Social media can be an incredibly valuable tool for your business if you are able to use it effectively. By tracking your social media engagement, you can see which parts of your social media marketing strategy work and which ones don’t.

3. Bounce rate

Your website’s bounce rate can tell you a lot about the quality and relevance of your content.

The bounce rate is the percentage of consumers who immediately leave (or bounce) when they see your landing page.

A high bounce rate can occur for a number of reasons. If you post a misleading link or promise content that you can’t deliver, your consumers will leave your website. You may also notice a high bounce rate if your content isn’t relevant or your content isn’t optimized for mobile users.

If you notice a page on your website has an alarmingly high bounce rate (over 75%), scour that page and see how you can improve it.
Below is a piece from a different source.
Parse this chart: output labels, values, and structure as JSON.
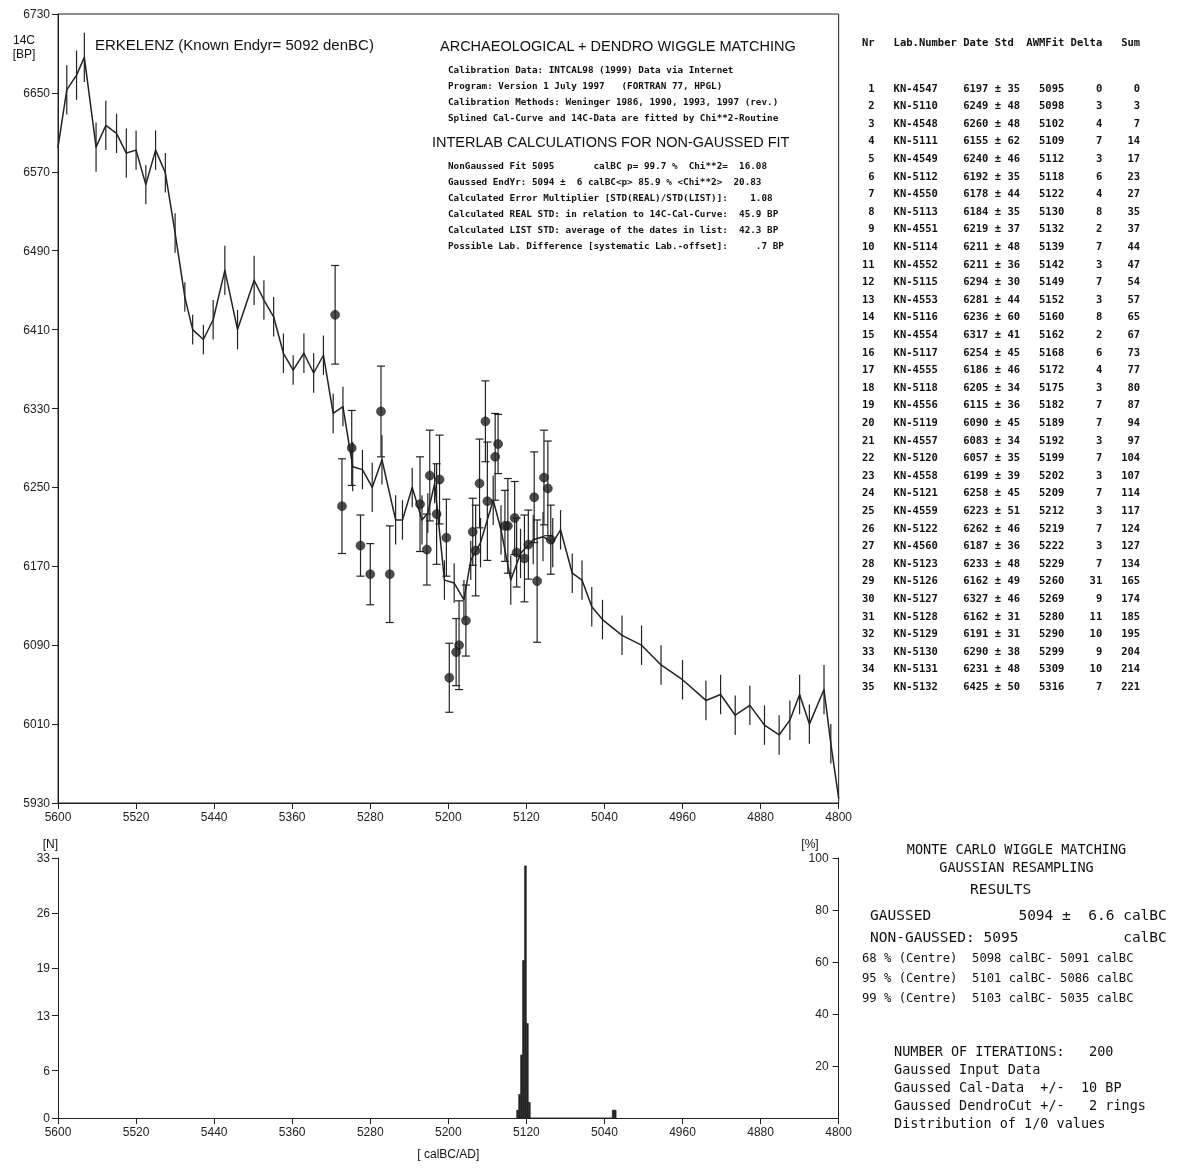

While the bounce rate may be to user experience issues like slow loading speeds, it could also indicate that there are issues with your content that you will want to resolve.

4. Conversion rate

Your conversion rate refers to the number of consumers who completed a desired action on your website after viewing your content.

This action can be anything from downloading an ebook to subscribing to an email newsletter to clicking on a video.

If you have low conversion rates for certain aspects of your website, you should be mindful of the content on these pages. You might need to make structural and formatting changes like splitting larger paragraphs into smaller, more digestible sections so that your website visitors can see your call-to-action without getting lost in a wall of text. You might need to use stronger action words and more compelling headlines to attract your online audience and encourage them to take action.

Monitoring your conversion rates helps you stay on top of which parts of your website might need to be changed in order to push your traffic through your sales funnel.

5. Return on Investment

The best way for you to determine whether or not your content marketing efforts are successful is to track your content marketing return on investment (ROI).

A high return on investment indicates that you are getting your money’s worth when it comes to the content you are putting time, energy, and money into creating. However, a low ROI shows that your content marketing strategy is not yielding results.

If you are worried about whether or not your content marketing strategy is paying off, keep an eye on all of these marketing metrics.

If your ROI is low, consider working with professionals who have the expertise necessary to help your brand reap the full benefits of content writing and content marketing.